3. The difficulties of trade, instead of decreasing in many countries of Europe are increasing, and international commerce is very slowly recovering. Between the States of Europe there is not a real commerce which can compare with that under normal conditions. Considering actual values with values before the War, the products which now form the substance of trade between European countries do not represent even the half of that before the War.

As the desire for consumption, if not the capacity for consumption, has greatly increased, and the production is greatly decreased, all the States have increased their functions. So the discredit of the paper money and the Treasury bills which permit these heavy expenses is in all the countries of Europe, even if in different degrees, very great.

The conquering countries, from the moment that they had obtained in the treaties of peace the acknowledgment of the conquered that the War was caused by them, held it to be legitimate that they should lose all their disposable goods, their colonies, their ships, their credits and their commercial organization abroad, but that the conquered should also pay all the damages of the War.
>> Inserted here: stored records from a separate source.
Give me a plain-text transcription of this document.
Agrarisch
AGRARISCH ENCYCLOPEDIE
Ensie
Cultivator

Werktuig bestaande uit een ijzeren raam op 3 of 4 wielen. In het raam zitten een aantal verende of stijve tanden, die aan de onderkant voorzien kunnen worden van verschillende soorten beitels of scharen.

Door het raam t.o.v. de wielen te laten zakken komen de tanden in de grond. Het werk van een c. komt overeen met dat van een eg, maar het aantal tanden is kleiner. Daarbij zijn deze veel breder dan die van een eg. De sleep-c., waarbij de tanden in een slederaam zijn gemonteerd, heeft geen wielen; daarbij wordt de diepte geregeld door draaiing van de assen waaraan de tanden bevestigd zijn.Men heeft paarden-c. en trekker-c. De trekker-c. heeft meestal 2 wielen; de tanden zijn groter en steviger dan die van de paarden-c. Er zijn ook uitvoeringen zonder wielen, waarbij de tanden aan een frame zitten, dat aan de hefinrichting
The War, therefore, should be paid for by the conquered, who recognized (even if against their will) that they were alone responsible. That forms henceforth a certain canon of foreign politics, the less a thing appears true the more it is repeated.
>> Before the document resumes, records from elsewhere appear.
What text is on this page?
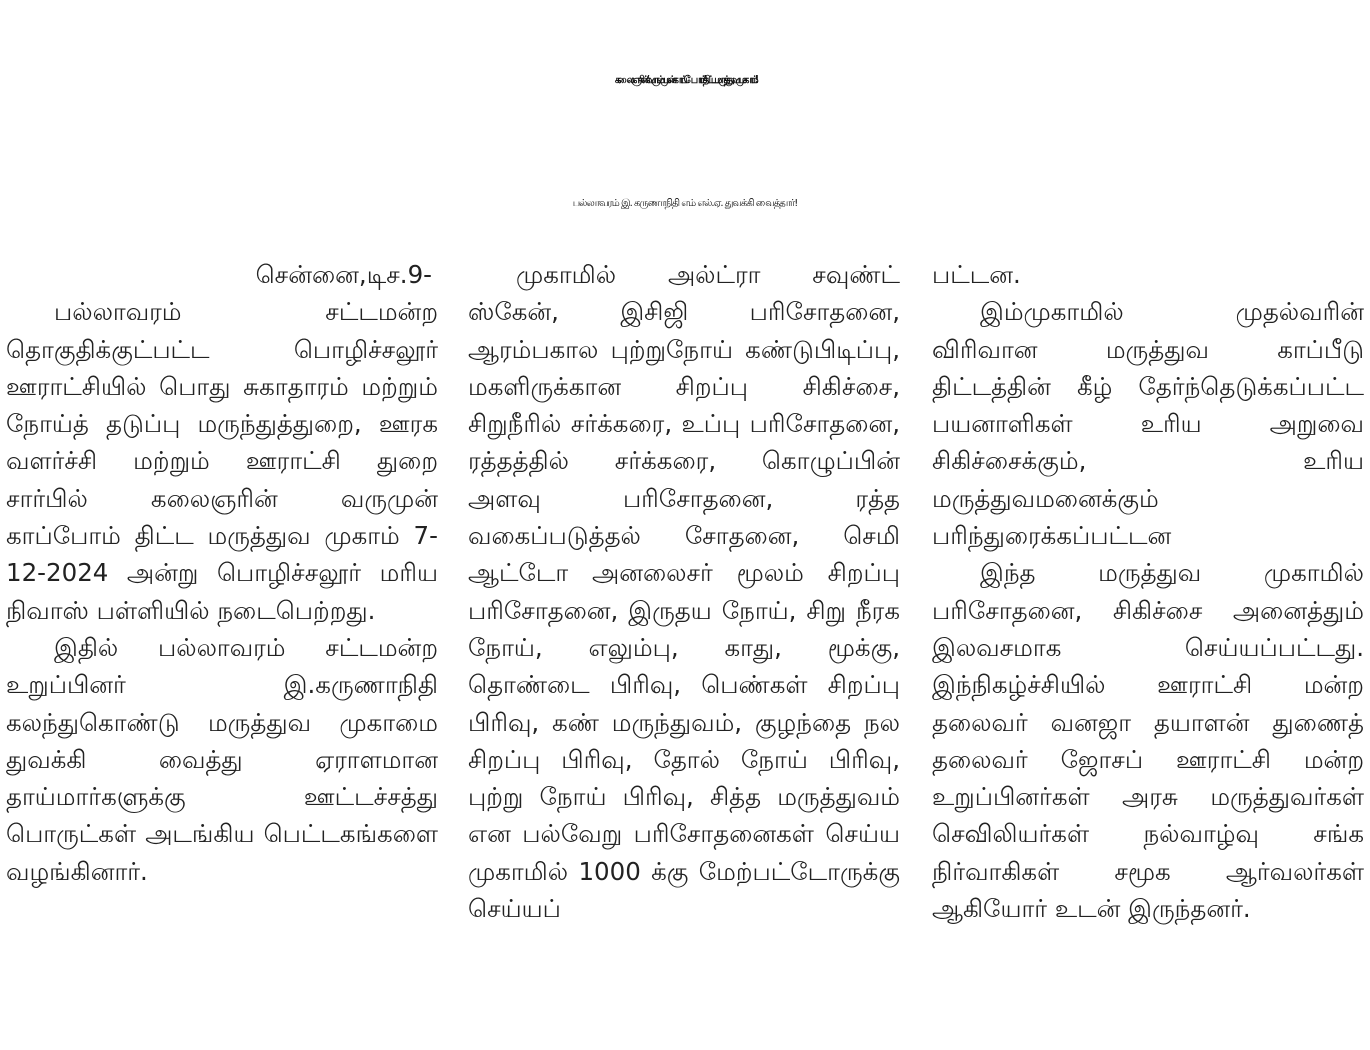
கலைஞரின் ‘வரும் முன் காப்போம்’ திட்ட மருத்துவ முகாம்!
பல்லாவரம் இ. கருணாநிதி எம் எல்.ஏ. துவக்கி வைத்தார்!

சென்னை,டிச.9-

பல்லாவரம் சட்டமன்ற தொகுதிக்குட்பட்ட பொழிச்சலூர் ஊராட்சியில் பொது சுகாதாரம் மற்றும் நோய்த் தடுப்பு மருந்துத்துறை, ஊரக வளர்ச்சி மற்றும் ஊராட்சி துறை சார்பில் கலைஞரின் வருமுன் காப்போம் திட்ட மருத்துவ முகாம் 7-12-2024 அன்று பொழிச்சலூர் மரிய நிவாஸ் பள்ளியில் நடைபெற்றது.

இதில் பல்லாவரம் சட்டமன்ற உறுப்பினர் இ.கருணாநிதி கலந்துகொண்டு மருத்துவ முகாமை துவக்கி வைத்து ஏராளமான தாய்மார்களுக்கு ஊட்டச்சத்து பொருட்கள் அடங்கிய பெட்டகங்களை வழங்கினார்.

முகாமில் அல்ட்ரா சவுண்ட் ஸ்கேன், இசிஜி பரிசோதனை, ஆரம்பகால புற்றுநோய் கண்டுபிடிப்பு, மகளிருக்கான சிறப்பு சிகிச்சை, சிறுநீரில் சர்க்கரை, உப்பு பரிசோதனை, ரத்தத்தில் சர்க்கரை, கொழுப்பின் அளவு பரிசோதனை, ரத்த வகைப்படுத்தல் சோதனை, செமி ஆட்டோ அனலைசர் மூலம் சிறப்பு பரிசோதனை, இருதய நோய், சிறு நீரக நோய், எலும்பு, காது, மூக்கு, தொண்டை பிரிவு, பெண்கள் சிறப்பு பிரிவு, கண் மருந்துவம், குழந்தை நல சிறப்பு பிரிவு, தோல் நோய் பிரிவு, புற்று நோய் பிரிவு, சித்த மருத்துவம் என பல்வேறு பரிசோதனைகள் செய்ய முகாமில் 1000 க்கு மேற்பட்டோருக்கு செய்யப்

பட்டன.

இம்முகாமில் முதல்வரின் விரிவான மருத்துவ காப்பீடு திட்டத்தின் கீழ் தேர்ந்தெடுக்கப்பட்ட பயனாளிகள் உரிய அறுவை சிகிச்சைக்கும், உரிய மருத்துவமனைக்கும் பரிந்துரைக்கப்பட்டன

இந்த மருத்துவ முகாமில் பரிசோதனை, சிகிச்சை அனைத்தும் இலவசமாக செய்யப்பட்டது. இந்நிகழ்ச்சியில் ஊராட்சி மன்ற தலைவர் வனஜா தயாளன் துணைத் தலைவர் ஜோசப் ஊராட்சி மன்ற உறுப்பினர்கள் அரசு மருத்துவர்கள் செவிலியர்கள் நல்வாழ்வு சங்க நிர்வாகிகள் சமூக ஆர்வலர்கள் ஆகியோர் உடன் இருந்தனர்.
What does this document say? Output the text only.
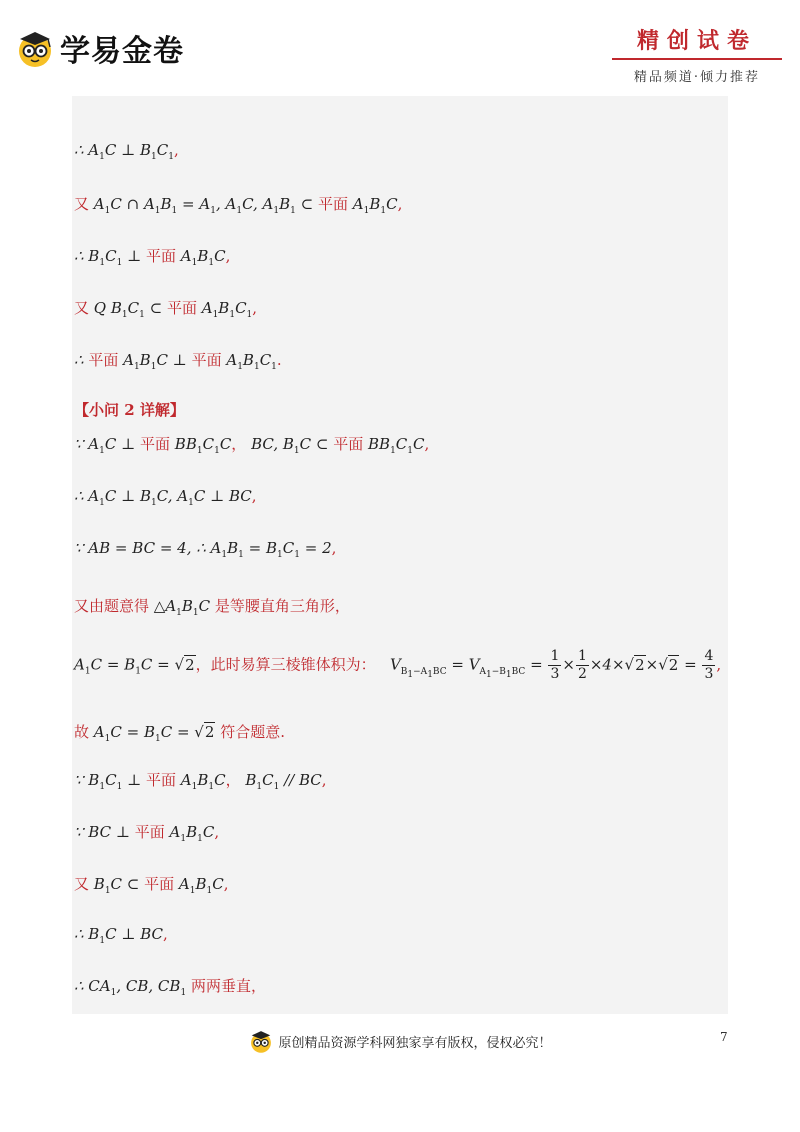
学易金卷	精创试卷
精品频道·倾力推荐
∴ $A_1C$ ⊥ $B_1C_1$,
又 $A_1C$ ∩ $A_1B_1 = A_1$, $A_1C$, $A_1B_1$ ⊂ 平面 $A_1B_1C$,
∴ $B_1C_1$ ⊥ 平面 $A_1B_1C$,
又 Q $B_1C_1$ ⊂ 平面 $A_1B_1C_1$,
∴ 平面 $A_1B_1C$ ⊥ 平面 $A_1B_1C_1$.
【小问 2 详解】
∵ $A_1C$ ⊥ 平面 $BB_1C_1C$， BC, $B_1C$ ⊂ 平面 $BB_1C_1C$,
∴ $A_1C$ ⊥ $B_1C$, $A_1C$ ⊥ BC,
∵ AB = BC = 4, ∴ $A_1B_1 = B_1C_1 = 2$,
又由题意得 $\triangle A_1B_1C$ 是等腰直角三角形，
$A_1C = B_1C = √2$，此时易算三棱锥体积为：   $V_{B_1-A_1BC} = V_{A_1-B_1BC} = \frac{1}{3} \times \frac{1}{2} \times 4\times√2\times√2 = \frac{4}{3}$ ,
故 $A_1C = B_1C = √2$ 符合题意.
∵ $B_1C_1$ ⊥ 平面 $A_1B_1C$， $B_1C_1$ // BC,
∵ BC ⊥ 平面 $A_1B_1C$,
又 $B_1C$ ⊂ 平面 $A_1B_1C$,
∴ $B_1C$ ⊥ BC,
∴ $CA_1$, CB, $CB_1$ 两两垂直，
7
原创精品资源学科网独家享有版权，侵权必究！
Although the treaties oblige Austria, Hungary, Bulgaria and Turkey to pay the damages of the War, it is, however, certain that they are not able to pay anything and not even the expenses of the victors on their territory. "Cantabit vacuus coram latrone viator," said Juvenal ("Who has nothing can give nothing"), and Austria, for her part, instead of giving is imploring food succour.

So the problem remains limited to Germany. Can she pay the indemnity indicated in the treaty? Can she pay for the damages and indemnify the victors? After having given up her colonies, her ships, her railway material, all her disposable credits abroad, in what form can she pay?
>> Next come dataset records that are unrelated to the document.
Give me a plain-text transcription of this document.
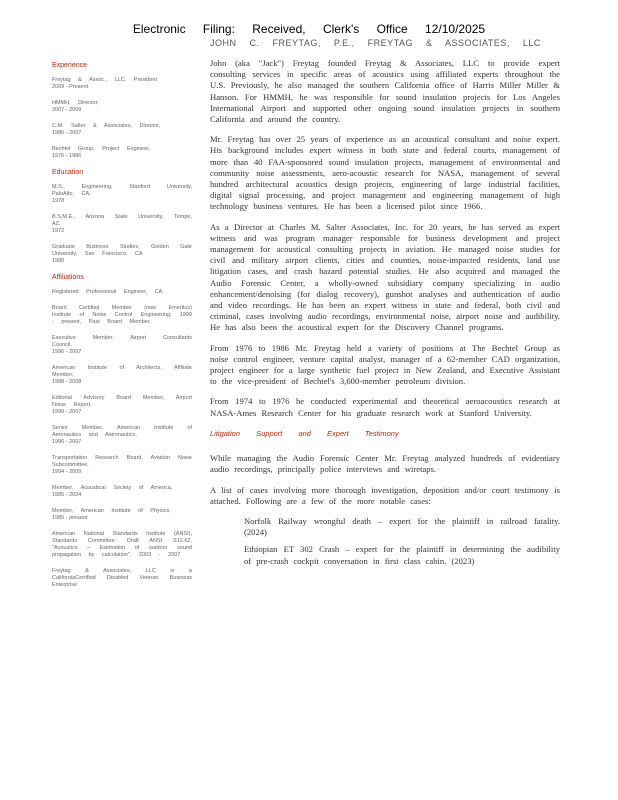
Electronic Filing: Received, Clerk's Office 12/10/2025
JOHN C. FREYTAG, P.E., FREYTAG & ASSOCIATES, LLC
Experience
Freytag & Assoc., LLC, President
2009 - Present
HMMH, Director,
2007 - 2009
C.M. Salter & Associates, Director,
1986 - 2007
Bechtel Group, Project Engineer,
1976 - 1986
Education
M.S., Engineering, Stanford University, PaloAlto, CA,
1978
B.S.M.E., Arizona State University, Tempe, AZ,
1972
Graduate Business Studies, Golden Gate University, San Francisco, CA
1980
Affiliations
Registered Professional Engineer, CA
Board Certified Member (now Emeritus) Institute of Noise Control Engineering, 1999 - present, Past Board Member,
Executive Member, Airport Consultants Council,
1996 - 2007
American Institute of Architects, Affiliate Member,
1988 - 2008
Editorial Advisory Board Member, Airport Noise Report,
1999 - 2007
Senior Member, American Institute of Aeronautics and Astronautics,
1996 - 2007
Transportation Research Board, Aviation Noise Subcommittee,
1994 - 2009
Member, Acoustical Society of America,
1985 - 2024
Member, American Institute of Physics,
1985 - present
American National Standards Institute (ANSI), Standards Committee: Draft ANSI S12.62, "Acoustics – Estimation of outdoor sound propagation by calculation", 2003 - 2007
Freytag & Associates, LLC is a CaliforniaCertified Disabled Veteran Business Enterprise

John (aka "Jack") Freytag founded Freytag & Associates, LLC to provide expert consulting services in specific areas of acoustics using affiliated experts throughout the U.S. Previously, he also managed the southern California office of Harris Miller Miller & Hanson. For HMMH, he was responsible for sound insulation projects for Los Angeles International Airport and supported other ongoing sound insulation projects in southern California and around the country.

Mr. Freytag has over 25 years of experience as an acoustical consultant and noise expert. His background includes expert witness in both state and federal courts, management of more than 40 FAA-sponsored sound insulation projects, management of environmental and community noise assessments, aero-acoustic research for NASA, management of several hundred architectural acoustics design projects, engineering of large industrial facilities, digital signal processing, and project management and engineering management of high technology business ventures. He has been a licensed pilot since 1966.

As a Director at Charles M. Salter Associates, Inc. for 20 years, he has served as expert witness and was program manager responsible for business development and project management for acoustical consulting projects in aviation. He managed noise studies for civil and military airport clients, cities and counties, noise-impacted residents, land use litigation cases, and crash hazard potential studies. He also acquired and managed the Audio Forensic Center, a wholly-owned subsidiary company specializing in audio enhancement/denoising (for dialog recovery), gunshot analyses and authentication of audio and video recordings. He has been an expert witness in state and federal, both civil and criminal, cases involving audio recordings, environmental noise, airport noise and audibility. He has also been the acoustical expert for the Discovery Channel programs.

From 1976 to 1986 Mr. Freytag held a variety of positions at The Bechtel Group as noise control engineer, venture capital analyst, manager of a 62-member CAD organization, project engineer for a large synthetic fuel project in New Zealand, and Executive Assistant to the vice-president of Bechtel's 3,600-member petroleum division.

From 1974 to 1976 he conducted experimental and theoretical aeroacoustics research at NASA-Ames Research Center for his graduate research work at Stanford University.

Litigation Support and Expert Testimony

While managing the Audio Forensic Center Mr. Freytag analyzed hundreds of evidentiary audio recordings, principally police interviews and wiretaps.

A list of cases involving more thorough investigation, deposition and/or court testimony is attached. Following are a few of the more notable cases:

Norfolk Railway wrongful death – expert for the plaintiff in railroad fatality. (2024)
Ethiopian ET 302 Crash – expert for the plaintiff in determining the audibility of pre-crash cockpit conversation in first class cabin. (2023)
The fundamental controversy reduces itself henceforth only to this point, which we shall try if possible to make clear, since we desire that this matter shall be presented in the clearest and most evident form.

From now on it is not the chancelleries which must impose the solutions of great problems; but it is the mass of the public in Europe and America.

V

THE ANXIETIES OF THE VICTORS

We have seen the process by which the idea of the indemnity for damages, which was not contained either in the peace declaration of the Entente, nor in the manifestations of the various parliaments, nor in the first armistice proposals, nor in the armistice between Italy and Austria, was introduced in the armistice with Germany, out of pure regard for France, without taking heed of the consequences. Three words, said Clemenceau, only three words need be added, words which compromise nothing and are an act of deference to France. The entire construction of the treaties, after all, is based on those three words.